Since living here, she's spoken to her husband - a former nurse turned corrections officer - daily.
She misses him.
"I really miss [our] time back there on a Sunday. We would go to the wet market. After that I would cook our lunch, do grocery, that is our date. Then after church, we would eat in our favourite restaurant. Yeah ... ," her voice trails off.
She must do something in Tauranga other than work?
"I wish," she says. "I wish I could bake; I wish I could cook, I wish I could cross-stitch, knit, sew.

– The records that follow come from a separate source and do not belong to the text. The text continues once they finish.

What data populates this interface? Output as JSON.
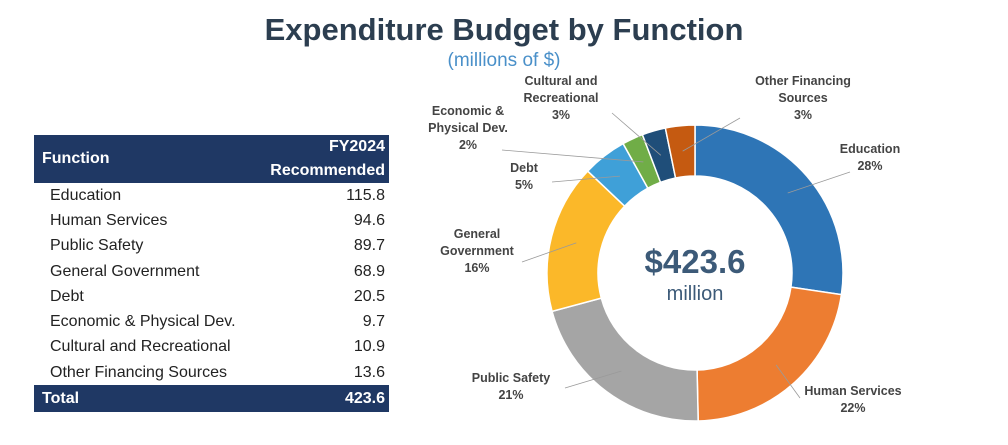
{
  "title": "Expenditure Budget by Function",
  "subtitle": "(millions of $)",
  "table": {
    "header_function": "Function",
    "header_year": "FY2024",
    "header_recommended": "Recommended",
    "rows": [
      {
        "label": "Education",
        "value": "115.8"
      },
      {
        "label": "Human Services",
        "value": "94.6"
      },
      {
        "label": "Public Safety",
        "value": "89.7"
      },
      {
        "label": "General Government",
        "value": "68.9"
      },
      {
        "label": "Debt",
        "value": "20.5"
      },
      {
        "label": "Economic & Physical Dev.",
        "value": "9.7"
      },
      {
        "label": "Cultural and Recreational",
        "value": "10.9"
      },
      {
        "label": "Other Financing Sources",
        "value": "13.6"
      }
    ],
    "total_label": "Total",
    "total_value": "423.6"
  },
  "chart_data": {
    "type": "pie",
    "subtype": "donut",
    "center_value": "$423.6",
    "center_unit": "million",
    "slices": [
      {
        "label_lines": [
          "Education"
        ],
        "pct_label": "28%",
        "value": 115.8,
        "color": "#2e75b6"
      },
      {
        "label_lines": [
          "Human Services"
        ],
        "pct_label": "22%",
        "value": 94.6,
        "color": "#ed7d31"
      },
      {
        "label_lines": [
          "Public Safety"
        ],
        "pct_label": "21%",
        "value": 89.7,
        "color": "#a5a5a5"
      },
      {
        "label_lines": [
          "General",
          "Government"
        ],
        "pct_label": "16%",
        "value": 68.9,
        "color": "#fbb829"
      },
      {
        "label_lines": [
          "Debt"
        ],
        "pct_label": "5%",
        "value": 20.5,
        "color": "#3fa0d8"
      },
      {
        "label_lines": [
          "Economic &",
          "Physical Dev."
        ],
        "pct_label": "2%",
        "value": 9.7,
        "color": "#70ad47"
      },
      {
        "label_lines": [
          "Cultural and",
          "Recreational"
        ],
        "pct_label": "3%",
        "value": 10.9,
        "color": "#1f4e79"
      },
      {
        "label_lines": [
          "Other Financing",
          "Sources"
        ],
        "pct_label": "3%",
        "value": 13.6,
        "color": "#c55a11"
      }
    ]
  }
}
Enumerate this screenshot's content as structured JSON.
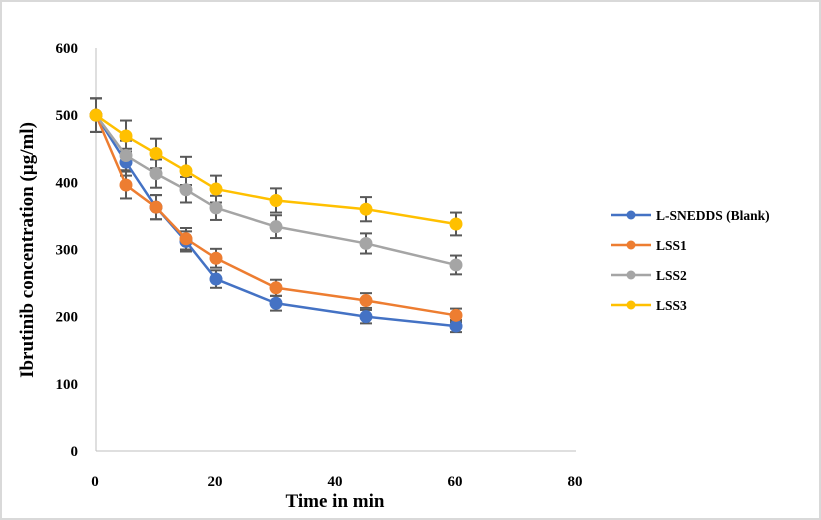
{
  "chart_data": {
    "type": "line",
    "title": "",
    "xlabel": "Time in min",
    "ylabel": "Ibrutinib concentration (µg/ml)",
    "xlim": [
      0,
      80
    ],
    "ylim": [
      0,
      600
    ],
    "xticks": [
      0,
      20,
      40,
      60,
      80
    ],
    "yticks": [
      0,
      100,
      200,
      300,
      400,
      500,
      600
    ],
    "grid": false,
    "legend_position": "right",
    "x": [
      0,
      5,
      10,
      15,
      20,
      30,
      45,
      60
    ],
    "series": [
      {
        "name": "L-SNEDDS (Blank)",
        "color": "#4472c4",
        "values": [
          500,
          430,
          363,
          312,
          256,
          220,
          200,
          186
        ],
        "errors": [
          25,
          20,
          18,
          15,
          13,
          11,
          10,
          9
        ]
      },
      {
        "name": "LSS1",
        "color": "#ed7d31",
        "values": [
          500,
          396,
          363,
          316,
          287,
          243,
          224,
          202
        ],
        "errors": [
          25,
          20,
          18,
          16,
          14,
          12,
          11,
          10
        ]
      },
      {
        "name": "LSS2",
        "color": "#a5a5a5",
        "values": [
          500,
          440,
          413,
          389,
          362,
          334,
          309,
          277
        ],
        "errors": [
          25,
          22,
          21,
          19,
          18,
          17,
          15,
          14
        ]
      },
      {
        "name": "LSS3",
        "color": "#ffc000",
        "values": [
          500,
          469,
          443,
          417,
          390,
          373,
          360,
          338
        ],
        "errors": [
          25,
          23,
          22,
          21,
          20,
          18,
          18,
          17
        ]
      }
    ],
    "errorbar_color": "#595959",
    "axis_color": "#bfbfbf"
  }
}
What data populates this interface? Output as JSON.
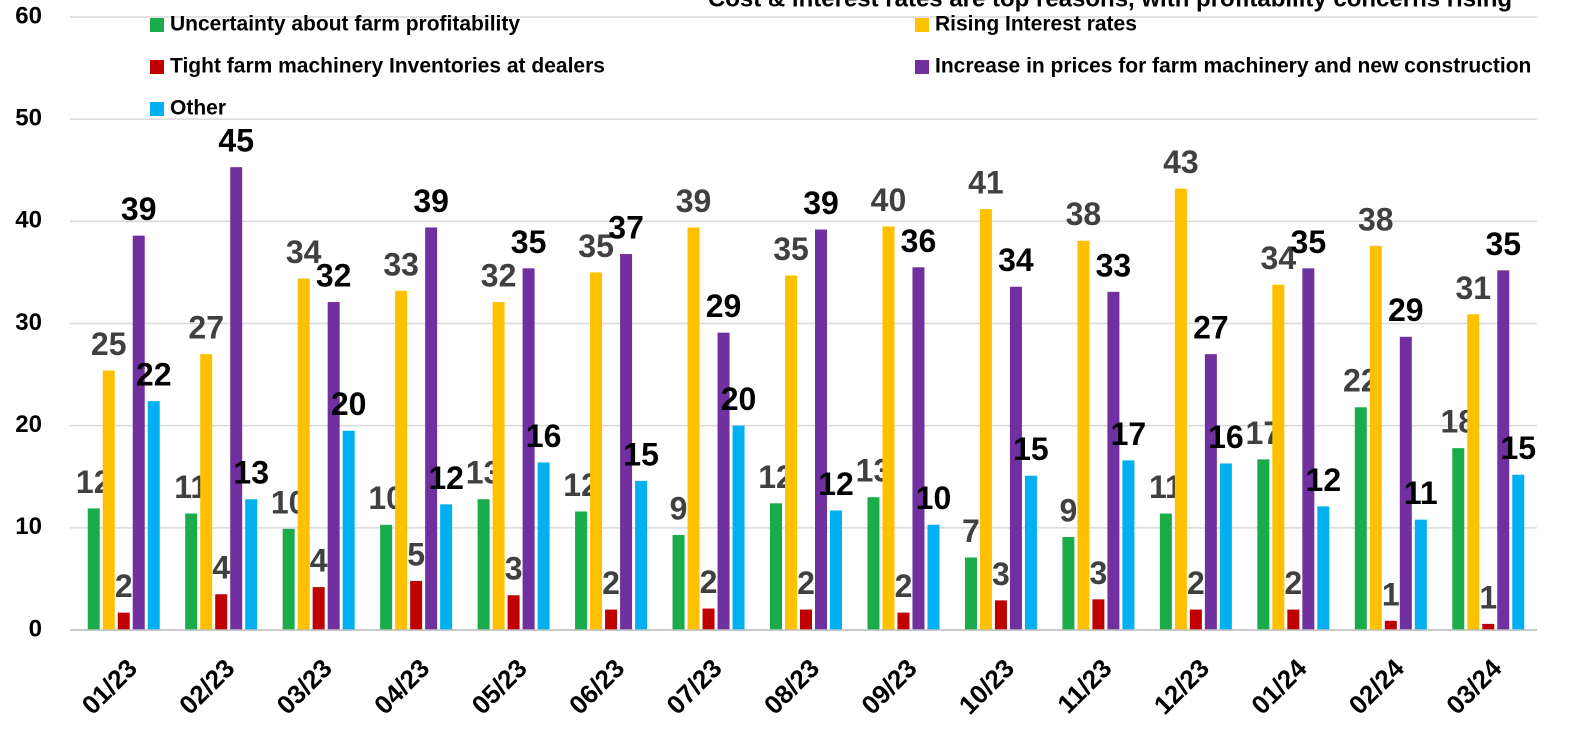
{
  "chart_data": {
    "type": "bar",
    "title": "Cost & interest rates  are top reasons, with profitability  concerns rising",
    "categories": [
      "01/23",
      "02/23",
      "03/23",
      "04/23",
      "05/23",
      "06/23",
      "07/23",
      "08/23",
      "09/23",
      "10/23",
      "11/23",
      "12/23",
      "01/24",
      "02/24",
      "03/24"
    ],
    "series": [
      {
        "name": "Uncertainty about farm profitability",
        "color": "#1aab4a",
        "label_color": "#404040",
        "values": [
          11.9,
          11.4,
          9.9,
          10.3,
          12.8,
          11.6,
          9.3,
          12.4,
          13.0,
          7.1,
          9.1,
          11.4,
          16.7,
          21.8,
          17.8
        ],
        "value_labels": [
          "12",
          "11",
          "10",
          "10",
          "13",
          "12",
          "9",
          "12",
          "13",
          "7",
          "9",
          "11",
          "17",
          "22",
          "18"
        ]
      },
      {
        "name": "Rising Interest rates",
        "color": "#ffc000",
        "label_color": "#404040",
        "values": [
          25.4,
          27.0,
          34.4,
          33.2,
          32.1,
          35.0,
          39.4,
          34.7,
          39.5,
          41.2,
          38.1,
          43.2,
          33.8,
          37.6,
          30.9
        ],
        "value_labels": [
          "25",
          "27",
          "34",
          "33",
          "32",
          "35",
          "39",
          "35",
          "40",
          "41",
          "38",
          "43",
          "34",
          "38",
          "31"
        ]
      },
      {
        "name": "Tight farm machinery Inventories at dealers",
        "color": "#c00000",
        "label_color": "#404040",
        "values": [
          1.7,
          3.5,
          4.2,
          4.8,
          3.4,
          2.0,
          2.1,
          2.0,
          1.7,
          2.9,
          3.0,
          2.0,
          2.0,
          0.9,
          0.6
        ],
        "value_labels": [
          "2",
          "4",
          "4",
          "5",
          "3",
          "2",
          "2",
          "2",
          "2",
          "3",
          "3",
          "2",
          "2",
          "1",
          "1"
        ]
      },
      {
        "name": "Increase in prices for farm machinery and new construction",
        "color": "#7030a0",
        "label_color": "#000000",
        "values": [
          38.6,
          45.3,
          32.1,
          39.4,
          35.4,
          36.8,
          29.1,
          39.2,
          35.5,
          33.6,
          33.1,
          27.0,
          35.4,
          28.7,
          35.2
        ],
        "value_labels": [
          "39",
          "45",
          "32",
          "39",
          "35",
          "37",
          "29",
          "39",
          "36",
          "34",
          "33",
          "27",
          "35",
          "29",
          "35"
        ]
      },
      {
        "name": "Other",
        "color": "#00b0f0",
        "label_color": "#000000",
        "values": [
          22.4,
          12.8,
          19.5,
          12.3,
          16.4,
          14.6,
          20.0,
          11.7,
          10.3,
          15.1,
          16.6,
          16.3,
          12.1,
          10.8,
          15.2
        ],
        "value_labels": [
          "22",
          "13",
          "20",
          "12",
          "16",
          "15",
          "20",
          "12",
          "10",
          "15",
          "17",
          "16",
          "12",
          "11",
          "15"
        ]
      }
    ],
    "ylim": [
      0,
      60
    ],
    "yticks": [
      0,
      10,
      20,
      30,
      40,
      50,
      60
    ],
    "grid": true
  }
}
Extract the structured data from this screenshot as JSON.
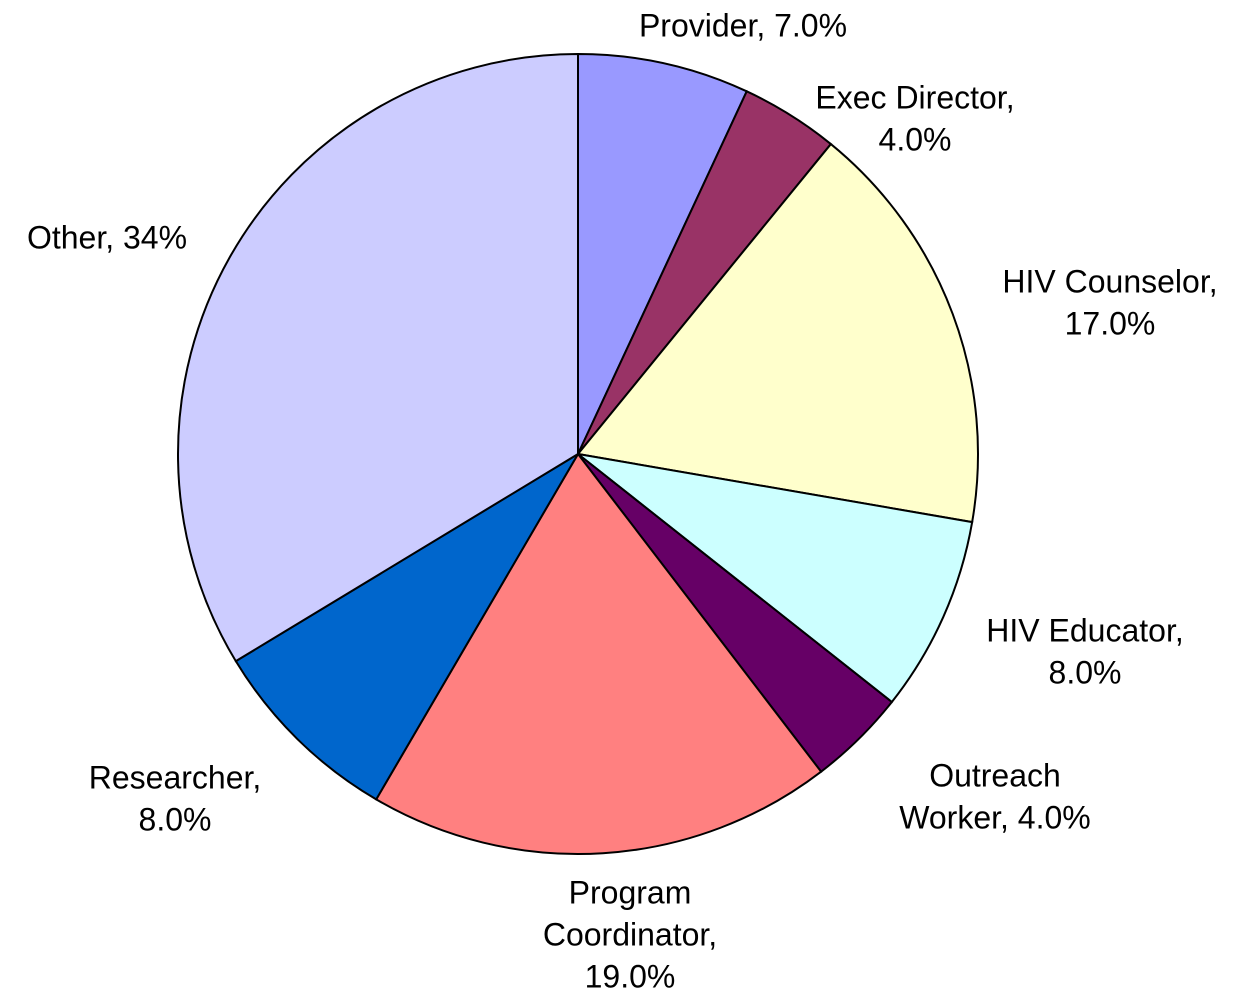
{
  "chart_data": {
    "type": "pie",
    "labels": [
      [
        "Provider, 7.0%"
      ],
      [
        "Exec Director,",
        "4.0%"
      ],
      [
        "HIV Counselor,",
        "17.0%"
      ],
      [
        "HIV Educator,",
        "8.0%"
      ],
      [
        "Outreach",
        "Worker, 4.0%"
      ],
      [
        "Program",
        "Coordinator,",
        "19.0%"
      ],
      [
        "Researcher,",
        "8.0%"
      ],
      [
        "Other, 34%"
      ]
    ],
    "values": [
      7,
      4,
      17,
      8,
      4,
      19,
      8,
      34
    ],
    "colors": [
      "#9999ff",
      "#993366",
      "#ffffcc",
      "#ccffff",
      "#660066",
      "#ff8080",
      "#0066cc",
      "#ccccff"
    ]
  }
}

I'm an introvert person.
"Even back in the Philippines, my priority is my work ... Most [university] faculty members would run away from doing research, but I will always be excited." Co-workers would joke: "Oh she'll get sick if she doesn't do her research. I could be given a perfect attendance plus, plus. So I don't know, my life isn't that colourful."
Today is Saturday, and she's putting in unpaid hours to catch up. What time will she go home?
"I need to submit papers to the Ministry of Justice for the safety programme ... Maybe 2pm? Because I'll be doing a safety plan for one of our clients in the safe house [straight after]."
And Sunday, she'll have a day off?
"I'll have to return to finish my funding applications. Only lately because I'm learning at the same time because I'm new [to the co-ordinator role]."
So appreciated was she in her last job at the University of Perpetual Help, the president allowed her to stay on as a faculty member even though she resigned as dean. "Which is a privilege."
The eldest of seven children, she understands Spanish and French as well as speaking two languages.
She worked as a councillor for tertiary students at St Louise de Marillac in Sorsogon, before working as a counsellor for Filipinos married to foreign nationals at Manila's Commission on Filipinos Overseas, under the Department of Foreign Affairs (now under Office of the President).
She then returned to tertiary study and finished a masters in special education looking at sexual issues of children with special needs. She then pursued her PhD at De la Salle University-Dasmarinas, which is on hold while she works at Shakti.
She never planned to leave the Philippines, but a chance visit to Tauranga with her mother five years ago to visit her sister (a nurse here) inspired her to do so.
She is a parishioner at St Mary's Immaculate in Tauranga but has not wanted to bother the priest with details of her work. "He's a very busy man."
Shakti is not-for-profit and helps migrants with education and life skills. Its number one role is protecting women against domestic violence, though.
Social expectations and the threat of losing their work or visitor visa, which their husband sponsors, keeps many women in violent relationships.
"They cannot drive, they cannot speak English. How can they work? They don't even know how to swipe [an Eftpos card]. We've encountered some of them. They will stay quiet about the abuse just to keep the relationship because they would do anything to be in New Zealand."
Awash in tradition, saddled with pride and lacking decent resources to help, Tauranga is a city where Western traditions can't always save the broken-hearted.
With a police siren fittingly screaming outside, she says just half their clients leave their partner for good. There have been no deaths in the Bay of Plenty, but there have been some serious injuries.
One woman needed physiotherapy on her hand when she shattered a house window to escape her husband.
Shakti doesn't have the money to meet the needs of the 119 cases they get a year. It's a daily battle.
My son has said: 'I will show you that the sacrifice [of coming here] was worth it.' He would like to be a doctor someday.
"I always feel inspired," she says.
"I am excited coming here no matter how difficult the task is."